Between 1844 and 1887, Indianola grew to become a cosmopolitan port city that was second only to Galveston. Indianola became a port for trade and was the eastern terminus of the Chihuahua Road that traveled overland from the mines of Chihuahua city in Mexico. The mines of Mexico were primarily silver, but also included copper, zinc and lead. Other trails, such as the Santa Fe Trail, were long and difficult routes. The Chihuahua Road became popular as a more direct route, traveling from Indianola-Matagorda Bay, through San Antonio, along the Balcones Fault to the Rio Grande through Alpine and Marfa and then turned south to Mexico and up the Conchos River to Chihuahua city. The Chihuahua Road's several parts were known as the Indianola Road or Goliad Cart Road, the Old Spanish Trail and the Government or Military Road, and, in Mexico, El Camino del Rio Conchos.
By the 1850s, hundreds of wagons and Mexican carretas were outfitted in Indianola for the long and difficult journey across a wide variety of terrain. From 1844 to 1886, scores of towns in West Texas along the Chihuahua Trail were established as a result of trade between Indianola and Chihuahua, Mexico.
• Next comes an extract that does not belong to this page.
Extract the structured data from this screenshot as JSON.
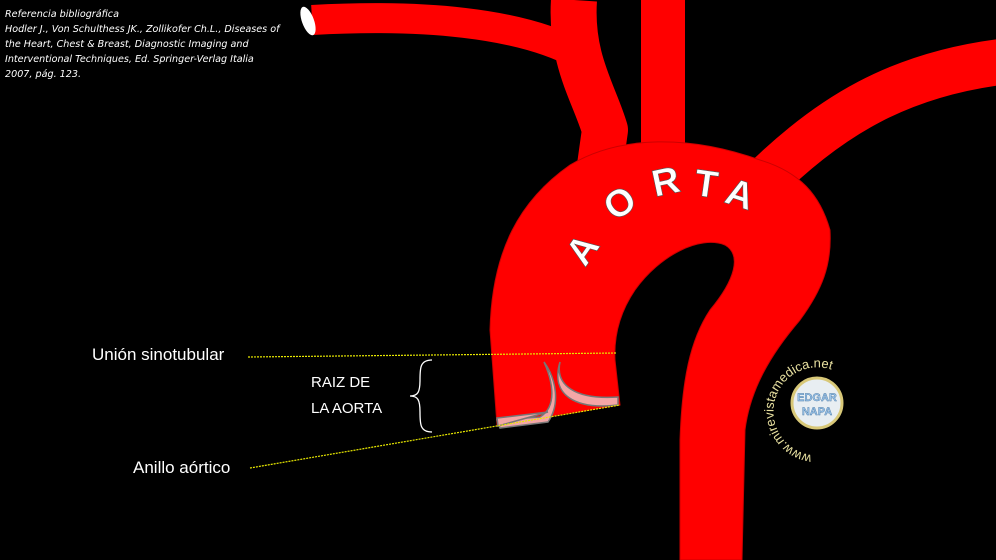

The Chihuahua Road continued until 1877 when a hurricane destroyed Indianola and railroads replaced trails. Surveys have uncovered evidence of the trail and
land surveyor reports from this period have helped locate the exact route. For more than thirty years, the Chihuahua Trail played a dominant role in moving items of commerce, travelers and military supplies and personnel through this part of North America.